All in all, I'm finding my way back to optimism, with sprinklings of gratitude and a dash of "I can handle this" mixed in with the worst-case uncertainty. I'm still working on letting go of the guilt. Check back in about 20 years on that one.

9 comments:

Kahla said...

I can tell that your girls will never lack (in education, caring, accomplishments) because their Momma is awesome. I can only imagine how difficult this is, but I have no doubt that you'll find a way to handle it just fine. Your love for your girls shows that!

Mrs. Gamgee said...

I don't have any words of wisdom... I can only offer to listen. I'm 100% sure that you are doing all you can. This is a big thing to process, and I can't imagine how it affects you on a day to day level. I think 'coping' is a good word, and its an ongoing thing.

I'm sorry this comment is so rambling. Just wanted you to know that you aren't alone...

'Murgdan' said...

Not that I am an expert by any means...but I read a few articles on this after reading your blog. The amazing thing is that mild CP is usually diagnosed so late that kids don't get the treatment or therapy that makes such a difference until much further on. I think the wonderful thing is that thanks to your fighting to get them in to the neurologist and your being in tune with all of these 'not quite rights' that got them all diagnosed early so that they get the intervention they need, which I read makes a HUGE difference when started this early on in the game.

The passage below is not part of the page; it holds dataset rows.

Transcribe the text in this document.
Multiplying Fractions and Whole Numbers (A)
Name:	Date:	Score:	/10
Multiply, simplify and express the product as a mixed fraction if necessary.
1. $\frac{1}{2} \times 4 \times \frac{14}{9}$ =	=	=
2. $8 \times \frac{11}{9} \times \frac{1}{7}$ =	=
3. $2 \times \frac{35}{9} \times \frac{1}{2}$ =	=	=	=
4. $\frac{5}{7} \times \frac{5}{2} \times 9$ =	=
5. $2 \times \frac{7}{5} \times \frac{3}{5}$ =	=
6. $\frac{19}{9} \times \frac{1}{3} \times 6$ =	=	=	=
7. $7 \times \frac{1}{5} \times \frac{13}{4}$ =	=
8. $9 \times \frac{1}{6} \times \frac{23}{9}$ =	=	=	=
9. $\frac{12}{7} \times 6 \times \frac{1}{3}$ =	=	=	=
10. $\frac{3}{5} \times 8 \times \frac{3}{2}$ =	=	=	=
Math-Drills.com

I think you're doing wonderfully...and I can only imagine that having this diagnosis gives an answer to lots of question marks you had rolling around in your head.

Hang in there. One step at a time. You are a good mother who will make it all happen.

My Endo Journey said...

I'm just catching up. I just want you to know how sorry I am for all of this. But, how amazed I still am with your courage and strength during all of this. You are a wonderful mother and this isn't going to slow your family down. Just another bump in the road. Many prayers and thoughts to you and your beauitful family!!!

Shelly said...

I can tell you are coping well! Good for you! The girls are lucky to have you as their Mommy!

reiwaz said...

Wow, this post is wonderful. You saw it all well, what has happened, and what may happen. I am glad you trusted your gut, and that you will be there to fight for them, and help them fight for themselves.

mekate said...

Catching up and catching my breath at your recent news.. holy crap, so much to process, but so much affirmation too:good for you for trusting yourself and being such a brave advocate.


sending love to you and your wonderful beautiful magical kids,

kate

A Nutchell said...

I can't even fathom how difficult it must be for you and at the same time, you handle everything with such grace. Your girls are so lucky to have you as their momma.

thinking of you!

Anonymous said...

Yes, this is the wonderful life of having children! Keeping mommy and daddy on their "worry-toes". I have read backward from your most recent post and I agree CP Kiss my....! They all appear to be doing marvellously and are still young - and have one another to imitate and learn from. Sure there are lots of things which may or may not manifest or be true to form down the line. The struggles are endless - healthy kids or not (1, 2, 3 or 6). It's the little surprises along he way that help in our understanding of the uniqueness of each little person and to bring that out in them, as you do so clearly - is a gift. The struggle will ease as the girls words pour out more. Miss A has only really started talking more and she is 2 1/2 - SO way to go Momma. Mr T on the other hand has a def dx ASP! So we are in the process of IEP's and the process of transitioning to mainstream kindergarten.....talk about anxiety. It is tough - and so are we.....just have to take a day at a time and do as you are doing and take delight in their little advances along the way.